Figure 4Line graphs showing experiment A neural network performance. A, B, Normal versus abnormal (A) and plus versus nonplus (B) classification tasks from models trained on class or comparison labels corresponding to images within the Imaging and Informatics in ROP (i-ROP) dataset. No statistically significant difference was calculated between models trained on either label type. C, D, Classification performances from models trained on class or comparison labels corresponding to images within the Classification of Retinopathy of Prematurity (ICROP) dataset. Training on comparison labels yielded significantly higher area under the receiver operating characteristic curves (AUCs) than training on class labels (2-way analysis of variance: normal vs. abnormal: F = 30.41; main effect, P = 0.0006; plus vs. nonplus: F = 5.83; main effect, P = 0.04). In the normal versus abnormal task (C), the average AUC from training with comparison labels associated with 3 images was significantly higher than from training with class labels associated with the same number of images (P = 0.008, Welch’s t test).

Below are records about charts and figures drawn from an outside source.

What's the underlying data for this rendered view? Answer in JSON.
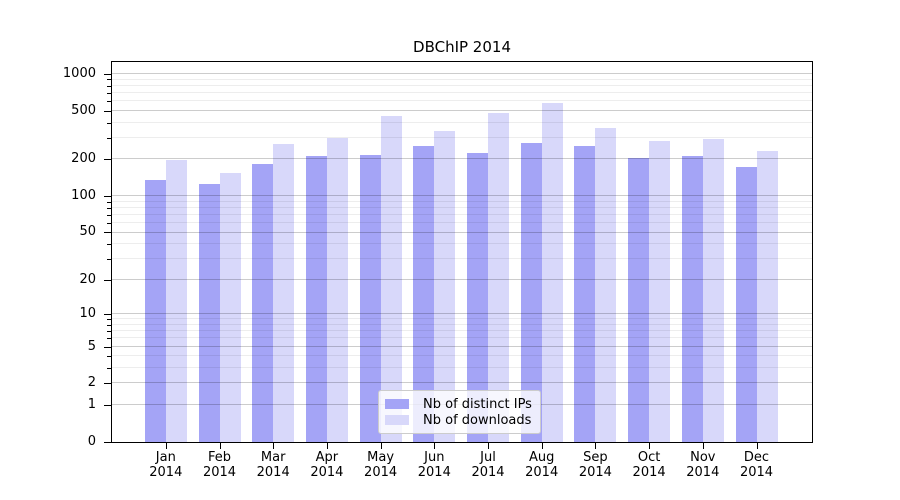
{
  "chart_data": {
    "type": "bar",
    "title": "DBChIP 2014",
    "categories": [
      "Jan",
      "Feb",
      "Mar",
      "Apr",
      "May",
      "Jun",
      "Jul",
      "Aug",
      "Sep",
      "Oct",
      "Nov",
      "Dec"
    ],
    "category_year": "2014",
    "series": [
      {
        "name": "Nb of distinct IPs",
        "color": "#a4a4f6",
        "values": [
          137,
          125,
          183,
          215,
          219,
          258,
          228,
          272,
          258,
          205,
          212,
          174
        ]
      },
      {
        "name": "Nb of downloads",
        "color": "#d8d8fa",
        "values": [
          197,
          155,
          270,
          300,
          450,
          340,
          483,
          583,
          360,
          281,
          296,
          235
        ]
      }
    ],
    "yscale": "log1p",
    "y_axis_max": 1250,
    "y_ticks": [
      0,
      1,
      2,
      5,
      10,
      20,
      50,
      100,
      200,
      500,
      1000
    ],
    "y_minor_ticks": [
      3,
      4,
      6,
      7,
      8,
      9,
      30,
      40,
      60,
      70,
      80,
      90,
      300,
      400,
      600,
      700,
      800,
      900
    ],
    "xlabel": "",
    "ylabel": "",
    "legend_position": "lower center",
    "grid": "both",
    "colors": {
      "major_grid": "rgba(0,0,0,0.20)",
      "minor_grid": "rgba(0,0,0,0.07)",
      "axis": "#000000",
      "background": "#ffffff"
    }
  }
}
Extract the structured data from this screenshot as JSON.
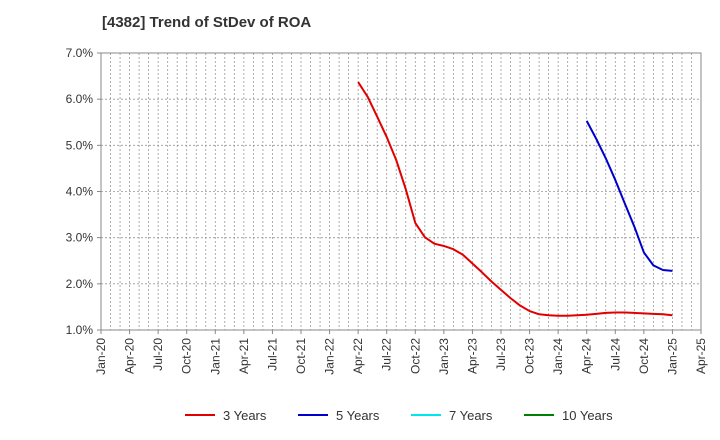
{
  "chart_data": {
    "type": "line",
    "title": "[4382]  Trend of StDev of ROA",
    "xlabel": "",
    "ylabel": "",
    "x_ticks": [
      "Jan-20",
      "Apr-20",
      "Jul-20",
      "Oct-20",
      "Jan-21",
      "Apr-21",
      "Jul-21",
      "Oct-21",
      "Jan-22",
      "Apr-22",
      "Jul-22",
      "Oct-22",
      "Jan-23",
      "Apr-23",
      "Jul-23",
      "Oct-23",
      "Jan-24",
      "Apr-24",
      "Jul-24",
      "Oct-24",
      "Jan-25",
      "Apr-25"
    ],
    "y_ticks": [
      "1.0%",
      "2.0%",
      "3.0%",
      "4.0%",
      "5.0%",
      "6.0%",
      "7.0%"
    ],
    "ylim": [
      1.0,
      7.0
    ],
    "xlim": [
      "2020-01",
      "2025-04"
    ],
    "grid": true,
    "legend_position": "bottom",
    "series": [
      {
        "name": "3 Years",
        "color": "#e00000",
        "x": [
          "2022-04",
          "2022-05",
          "2022-06",
          "2022-07",
          "2022-08",
          "2022-09",
          "2022-10",
          "2022-11",
          "2022-12",
          "2023-01",
          "2023-02",
          "2023-03",
          "2023-04",
          "2023-05",
          "2023-06",
          "2023-07",
          "2023-08",
          "2023-09",
          "2023-10",
          "2023-11",
          "2023-12",
          "2024-01",
          "2024-02",
          "2024-03",
          "2024-04",
          "2024-05",
          "2024-06",
          "2024-07",
          "2024-08",
          "2024-09",
          "2024-10",
          "2024-11",
          "2024-12",
          "2025-01"
        ],
        "values": [
          6.37,
          6.05,
          5.62,
          5.18,
          4.68,
          4.05,
          3.32,
          3.01,
          2.87,
          2.82,
          2.75,
          2.63,
          2.44,
          2.25,
          2.05,
          1.87,
          1.69,
          1.53,
          1.41,
          1.34,
          1.32,
          1.31,
          1.31,
          1.32,
          1.33,
          1.35,
          1.37,
          1.38,
          1.38,
          1.37,
          1.36,
          1.35,
          1.34,
          1.32
        ]
      },
      {
        "name": "5 Years",
        "color": "#0000cc",
        "x": [
          "2024-04",
          "2024-05",
          "2024-06",
          "2024-07",
          "2024-08",
          "2024-09",
          "2024-10",
          "2024-11",
          "2024-12",
          "2025-01"
        ],
        "values": [
          5.53,
          5.14,
          4.72,
          4.25,
          3.74,
          3.24,
          2.68,
          2.4,
          2.3,
          2.28
        ]
      },
      {
        "name": "7 Years",
        "color": "#00e5ee",
        "x": [],
        "values": []
      },
      {
        "name": "10 Years",
        "color": "#008000",
        "x": [],
        "values": []
      }
    ]
  }
}
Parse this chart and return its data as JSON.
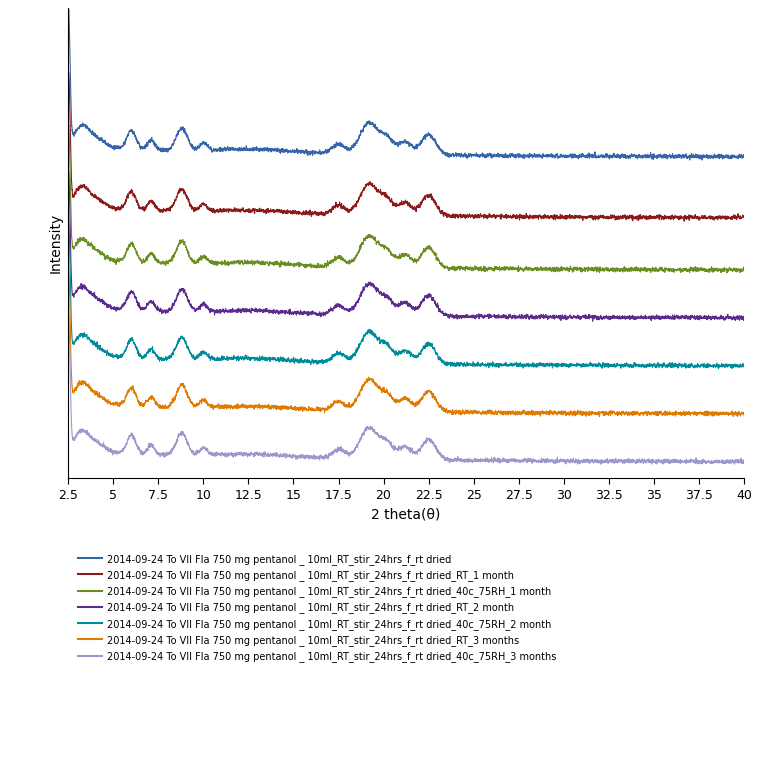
{
  "x_min": 2.5,
  "x_max": 40.0,
  "xlabel": "2 theta(θ)",
  "ylabel": "Intensity",
  "xticks": [
    2.5,
    5,
    7.5,
    10,
    12.5,
    15,
    17.5,
    20,
    22.5,
    25,
    27.5,
    30,
    32.5,
    35,
    37.5,
    40
  ],
  "colors": [
    "#3565A8",
    "#8B1A1A",
    "#6B8E23",
    "#5B2C8D",
    "#008B9A",
    "#E07B00",
    "#9999CC"
  ],
  "offsets": [
    7.0,
    5.6,
    4.4,
    3.3,
    2.2,
    1.1,
    0.0
  ],
  "noise_scale": 0.035,
  "peak_scale": 0.85,
  "legend_labels": [
    "2014-09-24 To VII Fla 750 mg pentanol _ 10ml_RT_stir_24hrs_f_rt dried",
    "2014-09-24 To VII Fla 750 mg pentanol _ 10ml_RT_stir_24hrs_f_rt dried_RT_1 month",
    "2014-09-24 To VII Fla 750 mg pentanol _ 10ml_RT_stir_24hrs_f_rt dried_40c_75RH_1 month",
    "2014-09-24 To VII Fla 750 mg pentanol _ 10ml_RT_stir_24hrs_f_rt dried_RT_2 month",
    "2014-09-24 To VII Fla 750 mg pentanol _ 10ml_RT_stir_24hrs_f_rt dried_40c_75RH_2 month",
    "2014-09-24 To VII Fla 750 mg pentanol _ 10ml_RT_stir_24hrs_f_rt dried_RT_3 months",
    "2014-09-24 To VII Fla 750 mg pentanol _ 10ml_RT_stir_24hrs_f_rt dried_40c_75RH_3 months"
  ]
}
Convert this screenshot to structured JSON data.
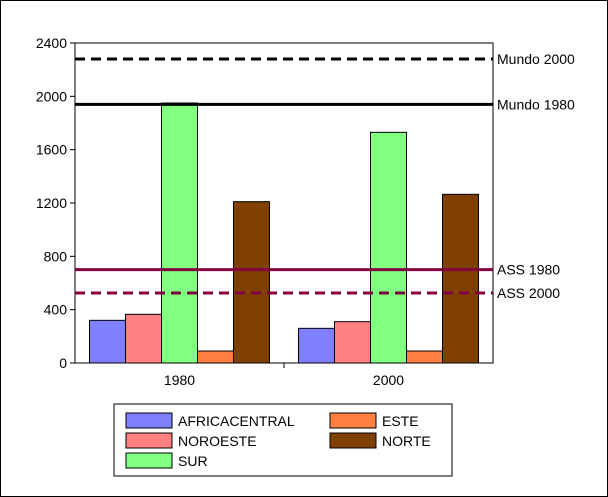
{
  "chart_data": {
    "type": "bar",
    "title": "",
    "xlabel": "",
    "ylabel": "",
    "ylim": [
      0,
      2400
    ],
    "yticks": [
      0,
      400,
      800,
      1200,
      1600,
      2000,
      2400
    ],
    "categories": [
      "1980",
      "2000"
    ],
    "series": [
      {
        "name": "AFRICACENTRAL",
        "color": "#8080ff",
        "values": [
          320,
          260
        ]
      },
      {
        "name": "NOROESTE",
        "color": "#ff8080",
        "values": [
          365,
          310
        ]
      },
      {
        "name": "SUR",
        "color": "#80ff80",
        "values": [
          1950,
          1730
        ]
      },
      {
        "name": "ESTE",
        "color": "#ff8040",
        "values": [
          90,
          90
        ]
      },
      {
        "name": "NORTE",
        "color": "#804000",
        "values": [
          1210,
          1265
        ]
      }
    ],
    "reference_lines": [
      {
        "label": "Mundo 2000",
        "value": 2280,
        "color": "#000000",
        "style": "dashed"
      },
      {
        "label": "Mundo 1980",
        "value": 1940,
        "color": "#000000",
        "style": "solid"
      },
      {
        "label": "ASS 1980",
        "value": 700,
        "color": "#800040",
        "style": "solid"
      },
      {
        "label": "ASS 2000",
        "value": 525,
        "color": "#800040",
        "style": "dashed"
      }
    ],
    "legend_position": "bottom",
    "grid": false
  }
}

Figure 5Line graphs showing experiment B neural network performance. A, B, Normal versus abnormal (A) and plus versus nonplus (B) classification tasks from models trained on class or comparison labels within the Imaging and Informatics in ROP (i-ROP) dataset. A, B, Average area under the receiver operating characteristic curve (AUC) from training with 156 comparison labels was significantly higher than that measured from training with class labels (Welch’s t test: normal vs. abnormal, P = 0.002; plus vs. nonplus, P = 0.02). Training on comparison labels yielded significantly higher AUCs than training on class labels (2-way analysis of variance [ANOVA]: normal vs. abnormal: F = 12.16; main effect, P = 0.003; plus vs. nonplus: F = 8.77; main effect, P = 0.009). C, D, Classification performances from models trained on class or comparison labels corresponding to images within the International Classification of Retinopathy of Prematurity (ICROP) dataset. Training on comparison labels yielded significantly higher AUCs than training on class labels in both classification tasks (normal vs. abnormal: 2-way ANOVA: F = 13.93; main effect, P = 0.003; plus vs. nonplus: F = 7.14; main effect, P = 0.02). In the normal versus abnormal task (C), the average AUC from training with 204 comparison labels was significantly higher than that measured from training with class labels (P = 0.002, Welch’s t test).